La historia de Lorenzita: Patrañalandia, final alternativo

Resultó que Lorenza, empapada de químicos de peluquería, salió del spa en una nube de... maripositas de colores.
Una puerta enorme adornada con globos, serpentinas y brillitos se interpuso en su camino. Tambaleándose como iba, se metió en patrañalandia.
A simple vista era el país de los sueños de cualquier niño... o de cualquier escritor de cuentos infantiles. Calesitas, copos de azúcar, música de circo, hasta el pasto y el cielo tenían color de cuento.
Un payaso de varios metros de alto se le acercó con su sonrisa pintada de rojo. Lorenza flasheaba; sí flasheaba. Después de haber seguido tanto a su padre de circo en circo, esto estaba muy cerca de lo que para ella era el paraíso.

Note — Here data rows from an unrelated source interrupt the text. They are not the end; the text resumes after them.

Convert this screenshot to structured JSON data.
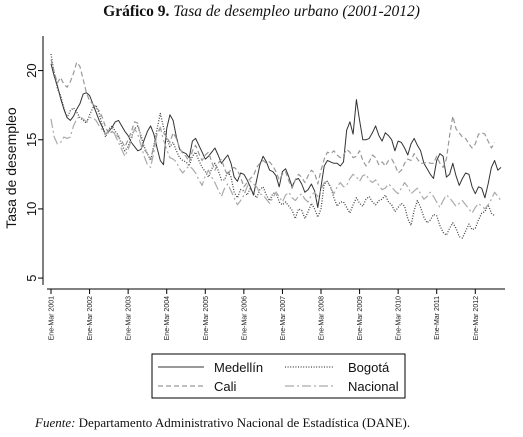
{
  "header": {
    "label": "Gráfico 9.",
    "title": "Tasa de desempleo urbano (2001-2012)"
  },
  "footer": {
    "source_label": "Fuente:",
    "source_text": "Departamento Administrativo Nacional de Estadística (DANE)."
  },
  "chart_data": {
    "type": "line",
    "ylabel": "Tasa de desempleo",
    "ylim": [
      4.5,
      22.5
    ],
    "yticks": [
      5,
      10,
      15,
      20
    ],
    "x_start": "Ene-Mar 2001",
    "x_frequency": "monthly rolling quarter",
    "xtick_labels": [
      "Ene-Mar 2001",
      "Ene-Mar 2002",
      "Ene-Mar 2003",
      "Ene-Mar 2004",
      "Ene-Mar 2005",
      "Ene-Mar 2006",
      "Ene-Mar 2007",
      "Ene-Mar 2008",
      "Ene-Mar 2009",
      "Ene-Mar 2010",
      "Ene-Mar 2011",
      "Ene-Mar 2012"
    ],
    "grid": false,
    "legend_position": "bottom",
    "series": [
      {
        "name": "Medellín",
        "style": "solid",
        "color": "#333333",
        "values": [
          20.5,
          19.6,
          18.9,
          18.0,
          17.2,
          16.6,
          16.4,
          16.7,
          17.2,
          17.6,
          18.3,
          18.4,
          18.2,
          17.6,
          17.0,
          16.4,
          15.9,
          15.4,
          15.6,
          15.9,
          16.3,
          16.4,
          16.0,
          15.6,
          15.3,
          14.8,
          14.5,
          14.2,
          14.3,
          15.0,
          15.6,
          16.0,
          15.4,
          14.4,
          13.5,
          13.2,
          15.8,
          16.8,
          16.4,
          15.2,
          14.3,
          14.1,
          14.0,
          13.7,
          14.9,
          15.1,
          14.6,
          14.1,
          13.6,
          13.8,
          14.1,
          14.4,
          13.9,
          13.3,
          13.6,
          13.9,
          13.3,
          12.3,
          12.0,
          12.6,
          12.5,
          12.1,
          11.6,
          11.0,
          12.1,
          13.2,
          13.8,
          13.4,
          12.8,
          12.7,
          12.4,
          11.6,
          12.7,
          12.9,
          12.3,
          11.6,
          12.1,
          12.2,
          11.8,
          11.2,
          11.4,
          11.8,
          11.3,
          10.1,
          11.6,
          13.1,
          13.5,
          13.4,
          13.3,
          13.3,
          13.1,
          13.4,
          15.7,
          16.3,
          15.4,
          17.9,
          16.4,
          15.0,
          15.0,
          15.1,
          15.5,
          16.0,
          15.3,
          14.9,
          15.5,
          15.3,
          15.0,
          14.2,
          14.9,
          14.8,
          14.4,
          13.9,
          14.7,
          15.1,
          14.6,
          14.2,
          13.3,
          12.9,
          12.5,
          12.2,
          13.5,
          14.0,
          13.8,
          12.3,
          12.5,
          13.3,
          12.4,
          11.7,
          12.2,
          12.6,
          12.5,
          11.6,
          11.1,
          11.6,
          11.5,
          10.8,
          11.8,
          13.0,
          13.5,
          12.8,
          13.0
        ]
      },
      {
        "name": "Bogotá",
        "style": "dotted",
        "color": "#444444",
        "values": [
          21.2,
          19.8,
          18.7,
          18.2,
          17.3,
          16.6,
          17.1,
          17.3,
          17.0,
          16.6,
          16.4,
          16.2,
          16.8,
          17.3,
          17.5,
          16.9,
          16.0,
          15.2,
          15.8,
          16.0,
          15.6,
          15.3,
          14.6,
          14.2,
          14.5,
          15.2,
          15.8,
          16.0,
          15.3,
          14.5,
          14.0,
          13.5,
          14.6,
          15.8,
          16.9,
          15.9,
          15.1,
          14.5,
          14.8,
          14.2,
          13.7,
          13.5,
          13.4,
          13.1,
          13.8,
          14.1,
          13.5,
          13.0,
          12.7,
          12.3,
          12.9,
          13.3,
          12.8,
          12.1,
          12.1,
          12.7,
          12.3,
          11.2,
          10.8,
          11.4,
          11.3,
          11.0,
          11.5,
          11.1,
          10.8,
          11.4,
          11.6,
          11.0,
          10.6,
          11.1,
          11.2,
          10.5,
          10.3,
          10.5,
          10.2,
          9.9,
          9.3,
          10.0,
          9.9,
          9.3,
          9.8,
          10.4,
          10.0,
          9.4,
          10.0,
          11.8,
          12.0,
          11.6,
          10.8,
          10.2,
          10.5,
          10.5,
          10.1,
          9.7,
          10.3,
          10.8,
          10.4,
          10.2,
          10.7,
          10.9,
          10.5,
          10.3,
          10.6,
          10.7,
          11.0,
          10.5,
          10.3,
          9.8,
          10.1,
          10.4,
          10.2,
          9.3,
          8.8,
          9.9,
          10.6,
          10.1,
          9.4,
          9.0,
          9.2,
          9.6,
          9.5,
          8.8,
          8.3,
          8.1,
          8.6,
          9.0,
          8.6,
          8.0,
          7.9,
          8.4,
          8.9,
          8.5,
          8.6,
          9.2,
          9.7,
          9.8,
          10.3,
          9.7,
          9.5
        ]
      },
      {
        "name": "Cali",
        "style": "dashed",
        "color": "#999999",
        "values": [
          20.8,
          19.9,
          19.1,
          19.5,
          19.0,
          18.8,
          19.2,
          19.8,
          20.6,
          20.3,
          19.4,
          18.4,
          17.8,
          17.6,
          17.3,
          17.1,
          16.6,
          15.9,
          15.4,
          15.6,
          15.4,
          15.2,
          14.9,
          14.5,
          15.0,
          15.6,
          16.3,
          16.2,
          15.1,
          14.3,
          14.0,
          13.6,
          14.5,
          15.4,
          15.8,
          15.5,
          15.2,
          14.8,
          15.5,
          15.1,
          14.4,
          14.0,
          13.8,
          13.4,
          14.2,
          14.6,
          14.0,
          13.5,
          13.9,
          14.1,
          13.4,
          12.8,
          13.3,
          13.6,
          12.9,
          12.4,
          12.9,
          13.0,
          12.8,
          12.3,
          11.6,
          11.9,
          12.2,
          12.4,
          13.0,
          13.3,
          13.5,
          13.3,
          13.4,
          13.1,
          12.7,
          12.1,
          12.5,
          12.7,
          12.0,
          11.5,
          12.1,
          12.5,
          12.3,
          11.9,
          12.4,
          12.8,
          12.6,
          11.8,
          12.8,
          13.6,
          14.1,
          14.0,
          14.2,
          13.9,
          13.7,
          13.9,
          14.3,
          14.1,
          13.7,
          13.8,
          14.2,
          13.5,
          13.1,
          13.4,
          13.9,
          13.7,
          13.2,
          13.4,
          13.1,
          13.5,
          13.6,
          13.2,
          12.6,
          12.8,
          13.3,
          13.6,
          13.5,
          14.0,
          13.6,
          13.3,
          13.3,
          13.4,
          13.3,
          13.3,
          13.8,
          13.3,
          13.0,
          13.6,
          15.3,
          16.7,
          15.8,
          15.5,
          15.2,
          15.1,
          14.7,
          14.4,
          14.7,
          15.4,
          15.5,
          15.4,
          14.9,
          14.4,
          14.8
        ]
      },
      {
        "name": "Nacional",
        "style": "dashdot",
        "color": "#aaaaaa",
        "values": [
          16.5,
          15.2,
          14.7,
          14.8,
          15.2,
          15.1,
          15.2,
          16.0,
          16.5,
          16.7,
          16.5,
          16.3,
          16.6,
          16.6,
          16.4,
          16.0,
          15.7,
          15.4,
          15.7,
          15.9,
          15.3,
          14.8,
          14.3,
          13.8,
          14.3,
          15.0,
          15.8,
          15.4,
          14.6,
          13.8,
          13.2,
          13.0,
          14.1,
          15.5,
          15.9,
          15.0,
          14.3,
          13.7,
          13.6,
          13.4,
          12.9,
          12.6,
          12.9,
          13.1,
          12.9,
          12.6,
          12.1,
          11.7,
          12.4,
          12.8,
          12.3,
          11.9,
          11.4,
          10.9,
          11.5,
          11.8,
          11.3,
          10.8,
          10.3,
          10.6,
          11.0,
          11.6,
          12.0,
          11.8,
          11.6,
          11.1,
          11.0,
          10.7,
          10.4,
          10.8,
          11.2,
          10.9,
          10.5,
          11.0,
          11.2,
          10.8,
          10.6,
          10.9,
          11.1,
          10.7,
          10.5,
          11.0,
          11.2,
          10.9,
          11.4,
          11.9,
          12.0,
          11.5,
          11.1,
          11.6,
          11.9,
          11.6,
          11.7,
          12.2,
          12.5,
          12.3,
          12.0,
          12.4,
          12.5,
          12.1,
          11.9,
          12.1,
          11.7,
          11.4,
          11.5,
          11.8,
          11.6,
          11.3,
          11.1,
          11.5,
          11.9,
          11.6,
          11.1,
          11.3,
          11.5,
          11.1,
          10.7,
          10.9,
          11.2,
          10.9,
          10.5,
          10.1,
          10.6,
          11.0,
          10.8,
          10.5,
          10.2,
          10.4,
          10.6,
          10.3,
          10.0,
          9.7,
          10.1,
          10.4,
          10.2,
          10.0,
          10.3,
          10.7,
          11.2,
          10.9,
          10.6
        ]
      }
    ]
  }
}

El payaso le extendió la mano; Lorenza emocionada la tomó, y sintió un calor correr por todo su cuerpo. El payaso le dió una vuelta, y con un "bienvenida, hermosa" le mostró el camino hasta el escenario. De la mano del payaso pasó a la mano de la bailarina: esbelta, sonriente, ágil, preciosa. La bailarina la llevó girando y girando a su alrededor hasta el domador: musculoso, serio, imponente. El domador la escoltó hasta el final del escenario, y allí la despidió. Un arlequín iba a tomarla de la mano cuando todo en patrañalandia se volvió hielo. La bailarina dejó de girar, el domador congeló hasta su bigote, y el arlequín con su carita risueña se quedó mirándola como si fuera de cera. Ni las hojas de los árboles se movían.
- ¡Lorenza, hace dos horas que estás ahí parada en el zaguán con cara de boba! ¡Entrá querés!- le dijo su hermana.